Première quinzaine d’octobre, le blé est semé en direct dans la luzerne qui a repris, après application d’un glyphosate. Défoliée, la légumineuse va néanmoins continuer son développement. « Mon objectif est de la garder le plus longtemps possible, déclare Franck. Après ce premier blé, je pense ne rien changer en semant une deuxième céréale et elle devrait encore bien cohabiter avec la luzerne. Ensuite, cela se corse. Je n’envisage pas de continuer avec un maïs ou un tournesol mais plutôt de poursuivre avec une troisième céréale. » Des débuts plutôt prometteurs dans la couverture permanente. Le Gaec a pour cela la chance que la luzerne, l’une des meilleures légumineuses qui soit, soit très bien adaptée à ses terres.

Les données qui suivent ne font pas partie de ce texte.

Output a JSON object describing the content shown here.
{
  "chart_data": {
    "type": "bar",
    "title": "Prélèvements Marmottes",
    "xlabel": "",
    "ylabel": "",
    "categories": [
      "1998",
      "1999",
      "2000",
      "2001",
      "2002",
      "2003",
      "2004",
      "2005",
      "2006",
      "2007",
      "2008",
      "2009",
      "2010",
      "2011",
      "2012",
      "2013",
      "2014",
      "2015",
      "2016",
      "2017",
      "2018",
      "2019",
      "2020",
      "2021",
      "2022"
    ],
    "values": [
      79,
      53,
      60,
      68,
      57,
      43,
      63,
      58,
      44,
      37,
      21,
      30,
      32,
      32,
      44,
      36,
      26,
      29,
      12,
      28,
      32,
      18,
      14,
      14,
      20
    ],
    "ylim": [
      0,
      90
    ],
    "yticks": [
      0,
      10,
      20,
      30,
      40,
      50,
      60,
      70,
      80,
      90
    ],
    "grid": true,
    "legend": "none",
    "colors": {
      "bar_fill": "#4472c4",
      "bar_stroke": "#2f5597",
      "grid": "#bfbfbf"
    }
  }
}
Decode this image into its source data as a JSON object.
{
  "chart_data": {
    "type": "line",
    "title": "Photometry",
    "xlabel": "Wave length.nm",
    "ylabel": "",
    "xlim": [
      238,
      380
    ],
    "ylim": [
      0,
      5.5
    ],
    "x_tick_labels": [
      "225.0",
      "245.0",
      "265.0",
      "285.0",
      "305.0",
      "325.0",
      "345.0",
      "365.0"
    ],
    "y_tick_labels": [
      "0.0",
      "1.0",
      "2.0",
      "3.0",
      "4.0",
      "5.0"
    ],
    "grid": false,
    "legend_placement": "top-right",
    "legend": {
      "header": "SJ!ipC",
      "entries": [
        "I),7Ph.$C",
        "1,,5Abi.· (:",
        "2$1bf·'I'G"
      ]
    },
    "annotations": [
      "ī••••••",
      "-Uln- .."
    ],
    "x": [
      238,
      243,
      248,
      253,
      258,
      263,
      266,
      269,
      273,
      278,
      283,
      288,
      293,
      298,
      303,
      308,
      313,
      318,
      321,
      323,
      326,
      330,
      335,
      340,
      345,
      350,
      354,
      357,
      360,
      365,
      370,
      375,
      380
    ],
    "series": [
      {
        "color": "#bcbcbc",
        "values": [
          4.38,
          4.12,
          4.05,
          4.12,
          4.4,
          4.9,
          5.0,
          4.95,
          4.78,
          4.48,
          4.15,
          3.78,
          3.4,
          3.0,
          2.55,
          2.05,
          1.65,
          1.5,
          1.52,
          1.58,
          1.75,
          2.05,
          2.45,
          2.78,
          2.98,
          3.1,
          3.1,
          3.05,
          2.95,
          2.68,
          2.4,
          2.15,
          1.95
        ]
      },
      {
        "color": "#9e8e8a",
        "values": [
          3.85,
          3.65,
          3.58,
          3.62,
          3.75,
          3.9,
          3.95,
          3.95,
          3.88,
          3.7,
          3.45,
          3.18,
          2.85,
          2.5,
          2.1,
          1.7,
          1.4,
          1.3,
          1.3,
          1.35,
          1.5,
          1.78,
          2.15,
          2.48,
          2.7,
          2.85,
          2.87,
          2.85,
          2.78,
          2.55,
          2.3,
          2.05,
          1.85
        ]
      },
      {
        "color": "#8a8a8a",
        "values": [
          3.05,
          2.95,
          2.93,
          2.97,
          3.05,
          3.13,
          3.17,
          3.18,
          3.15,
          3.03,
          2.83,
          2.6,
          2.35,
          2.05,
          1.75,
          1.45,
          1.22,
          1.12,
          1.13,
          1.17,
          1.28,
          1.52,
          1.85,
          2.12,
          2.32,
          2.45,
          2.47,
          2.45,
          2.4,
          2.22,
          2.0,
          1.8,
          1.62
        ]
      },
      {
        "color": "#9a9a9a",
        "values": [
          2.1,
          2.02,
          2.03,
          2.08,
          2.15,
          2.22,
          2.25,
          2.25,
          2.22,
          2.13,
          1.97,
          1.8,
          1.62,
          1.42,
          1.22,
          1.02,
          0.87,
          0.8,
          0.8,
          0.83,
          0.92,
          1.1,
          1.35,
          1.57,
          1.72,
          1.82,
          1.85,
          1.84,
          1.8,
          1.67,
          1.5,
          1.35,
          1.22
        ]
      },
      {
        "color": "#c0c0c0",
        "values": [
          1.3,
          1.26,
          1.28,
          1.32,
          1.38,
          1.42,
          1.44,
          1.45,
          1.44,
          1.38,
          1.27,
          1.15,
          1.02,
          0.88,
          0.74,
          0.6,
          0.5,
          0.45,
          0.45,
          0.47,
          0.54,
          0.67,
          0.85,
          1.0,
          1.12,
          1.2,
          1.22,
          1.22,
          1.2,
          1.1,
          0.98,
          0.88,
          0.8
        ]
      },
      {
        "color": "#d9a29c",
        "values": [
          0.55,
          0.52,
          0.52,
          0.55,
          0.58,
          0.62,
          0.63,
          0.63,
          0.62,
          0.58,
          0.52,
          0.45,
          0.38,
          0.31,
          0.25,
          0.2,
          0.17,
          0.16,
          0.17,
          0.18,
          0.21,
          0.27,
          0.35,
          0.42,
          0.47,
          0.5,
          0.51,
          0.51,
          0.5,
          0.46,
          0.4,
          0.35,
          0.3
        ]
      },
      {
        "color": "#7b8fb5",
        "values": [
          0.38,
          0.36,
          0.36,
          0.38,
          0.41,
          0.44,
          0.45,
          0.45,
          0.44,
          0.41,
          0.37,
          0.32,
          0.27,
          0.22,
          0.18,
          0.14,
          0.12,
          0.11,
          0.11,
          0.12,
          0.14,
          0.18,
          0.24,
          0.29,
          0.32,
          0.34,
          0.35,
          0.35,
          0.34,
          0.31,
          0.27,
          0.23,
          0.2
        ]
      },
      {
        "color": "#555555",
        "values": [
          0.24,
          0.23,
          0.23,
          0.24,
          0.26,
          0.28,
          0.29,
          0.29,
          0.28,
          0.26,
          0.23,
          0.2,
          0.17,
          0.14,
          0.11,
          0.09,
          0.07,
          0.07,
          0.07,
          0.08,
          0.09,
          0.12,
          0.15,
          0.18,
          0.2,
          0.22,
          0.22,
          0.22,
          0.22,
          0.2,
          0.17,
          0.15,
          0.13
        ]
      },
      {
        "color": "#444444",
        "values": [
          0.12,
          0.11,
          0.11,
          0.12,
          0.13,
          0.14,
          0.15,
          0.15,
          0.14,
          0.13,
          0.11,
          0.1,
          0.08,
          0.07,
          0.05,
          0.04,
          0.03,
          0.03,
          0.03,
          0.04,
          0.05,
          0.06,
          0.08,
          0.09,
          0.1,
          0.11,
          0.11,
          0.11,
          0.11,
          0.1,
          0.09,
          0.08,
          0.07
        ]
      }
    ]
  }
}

Mais c’est une stratégie mûrement réfléchie qui n’aurait certainement pas pu se mettre en place sans que les sols ne soient prêts. Une stratégie également réfléchie grâce à la présence de l’élevage. Le challenge est désormais d’arriver à passer le cap de la troisième, voire de la quatrième année de couverture permanente.